(Harmful Records, Dark Winter / Internet)
16/08/2008
Electronique

Ambient / Dark Winter / Expérimental / Formication / Harmful Records / Industriel
Hyper productifs, les deux anglais de Formication nous reviennent déjà avec un nouvel album sorti une nouvelle fois en partenariat entre le netlabel Dark Winter et le label Harmful Records géré par les deux artistes. Le netlabel semble surtout servir à la promotion, proposant deux titres en libre téléchargement quelques jours avant la sortie officielle. L’album complet est (ou plutôt était) quant à lui disponible dans une version luxe, encarté dans un recueil de photos, signé, et limité à 9 exemplaires (!!) à un tarif adapté (ce qui est rare est cher...). Heureusement, l’album est également disponible au format numérique pour 1,99$ quand la plupart des plateformes de téléchargement proposent les albums à 9,99$ et le recueil est également disponible indépendamment de la musique. Au delà des expérimentations musicales, Formication semble également expérimenter de nouveaux modes de distribution !
Nous avions adoré l’album Icons for a New Religion, nous étions un peu plus réservé sur Agnosia. Qu’en est-il de cette nouvelle livraison ? Pas de doute, on est plus proche de l’album, le duo mettant un peu en retrait ses tentatives rythmiques concrètes et se concentrant sur ce qu’il fait de mieux, à savoir une ambient sombre, mystérieuse et habitée. L’album s’ouvre sur quelques titres très sombres, marqués par de fortes influences industrielles. Vrombissements, saturations (Gathering the Storm), machines créant des rythmiques mécaniques (More Joy Than You Could Possibly Know) et boucles hypnotiques, ou jets bruitistes sur une base franchement ambient (It Will Be As If You Had Never Existed). Chaque pièce semble composée comme une accumulation de boucles et sonorités hétérogènes à l’origine même de l’aspect mystérieux de cette musique.
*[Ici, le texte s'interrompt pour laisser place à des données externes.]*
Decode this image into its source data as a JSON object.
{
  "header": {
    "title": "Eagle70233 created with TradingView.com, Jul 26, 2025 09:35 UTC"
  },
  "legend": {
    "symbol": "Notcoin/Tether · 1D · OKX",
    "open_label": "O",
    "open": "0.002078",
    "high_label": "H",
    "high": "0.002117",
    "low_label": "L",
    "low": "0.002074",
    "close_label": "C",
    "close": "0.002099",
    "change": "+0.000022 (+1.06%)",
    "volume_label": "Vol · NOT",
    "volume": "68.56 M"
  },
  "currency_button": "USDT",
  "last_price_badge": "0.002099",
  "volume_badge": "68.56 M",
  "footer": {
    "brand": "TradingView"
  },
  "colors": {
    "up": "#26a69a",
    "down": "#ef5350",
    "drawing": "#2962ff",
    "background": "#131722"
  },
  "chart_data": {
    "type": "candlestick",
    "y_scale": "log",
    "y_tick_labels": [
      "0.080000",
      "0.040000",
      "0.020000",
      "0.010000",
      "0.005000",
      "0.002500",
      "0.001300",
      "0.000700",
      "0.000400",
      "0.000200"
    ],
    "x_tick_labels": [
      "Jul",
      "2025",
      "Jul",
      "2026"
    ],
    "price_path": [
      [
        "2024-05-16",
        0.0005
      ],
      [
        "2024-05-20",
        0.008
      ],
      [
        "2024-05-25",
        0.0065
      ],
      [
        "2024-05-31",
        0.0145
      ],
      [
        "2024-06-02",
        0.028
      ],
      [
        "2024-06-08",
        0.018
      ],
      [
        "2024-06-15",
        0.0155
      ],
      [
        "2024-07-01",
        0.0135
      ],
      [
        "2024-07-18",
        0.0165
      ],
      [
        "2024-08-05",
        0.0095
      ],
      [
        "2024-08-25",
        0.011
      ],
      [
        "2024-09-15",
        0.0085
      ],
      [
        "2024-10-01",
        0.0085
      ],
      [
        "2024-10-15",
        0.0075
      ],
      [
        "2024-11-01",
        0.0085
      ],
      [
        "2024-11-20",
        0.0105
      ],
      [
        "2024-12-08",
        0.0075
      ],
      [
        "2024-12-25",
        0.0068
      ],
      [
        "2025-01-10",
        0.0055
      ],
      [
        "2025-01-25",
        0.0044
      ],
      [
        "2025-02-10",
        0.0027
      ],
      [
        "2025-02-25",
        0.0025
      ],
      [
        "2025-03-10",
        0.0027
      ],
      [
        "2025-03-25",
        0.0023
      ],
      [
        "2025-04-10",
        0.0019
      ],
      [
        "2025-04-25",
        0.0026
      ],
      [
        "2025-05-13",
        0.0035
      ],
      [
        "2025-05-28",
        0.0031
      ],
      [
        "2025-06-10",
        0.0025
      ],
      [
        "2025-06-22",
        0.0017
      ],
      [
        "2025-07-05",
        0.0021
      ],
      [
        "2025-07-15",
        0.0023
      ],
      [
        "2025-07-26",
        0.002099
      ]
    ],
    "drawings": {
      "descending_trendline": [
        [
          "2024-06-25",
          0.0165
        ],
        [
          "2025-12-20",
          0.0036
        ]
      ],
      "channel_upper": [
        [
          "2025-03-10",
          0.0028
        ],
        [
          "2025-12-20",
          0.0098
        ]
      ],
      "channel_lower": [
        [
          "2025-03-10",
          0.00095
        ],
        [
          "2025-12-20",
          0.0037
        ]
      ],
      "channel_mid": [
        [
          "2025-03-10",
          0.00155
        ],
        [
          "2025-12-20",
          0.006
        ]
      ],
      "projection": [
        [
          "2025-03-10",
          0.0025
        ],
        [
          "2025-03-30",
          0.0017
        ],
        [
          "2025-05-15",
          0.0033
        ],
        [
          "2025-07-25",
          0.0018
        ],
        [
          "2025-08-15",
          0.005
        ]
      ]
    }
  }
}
Assemblages incongrus de voix traitées, sonorités électroniques, acoustique et enregistrements traités, et parfois une mélodie qui se dégage, comme le premier rayon de soleil après un orage (Back Outside).
Justement après l’orage on aborde une deuxième moitié d’album nettement plus apaisée, abandonnant un peu la composante industrielle au profit d’une musique plus ouvertement ambient, plus lumineuse et aérée à l’image des 16 minutes du magnifique All Hell & Despair ou encore Underearth, à peine ponctué de sourds coups métalliques. Les derniers titres sont un bon compromis entre expérimentations bruitistes et mélodies chaotiques avec notes flottantes, piano qui dégringole, syncopes et bruitages.
Plus industriel que :Zoviet*France :, moins mystique que Coil, mais digne héritier de ces deux formations, Formication continue de frayer son chemin sur un parcours chaotique.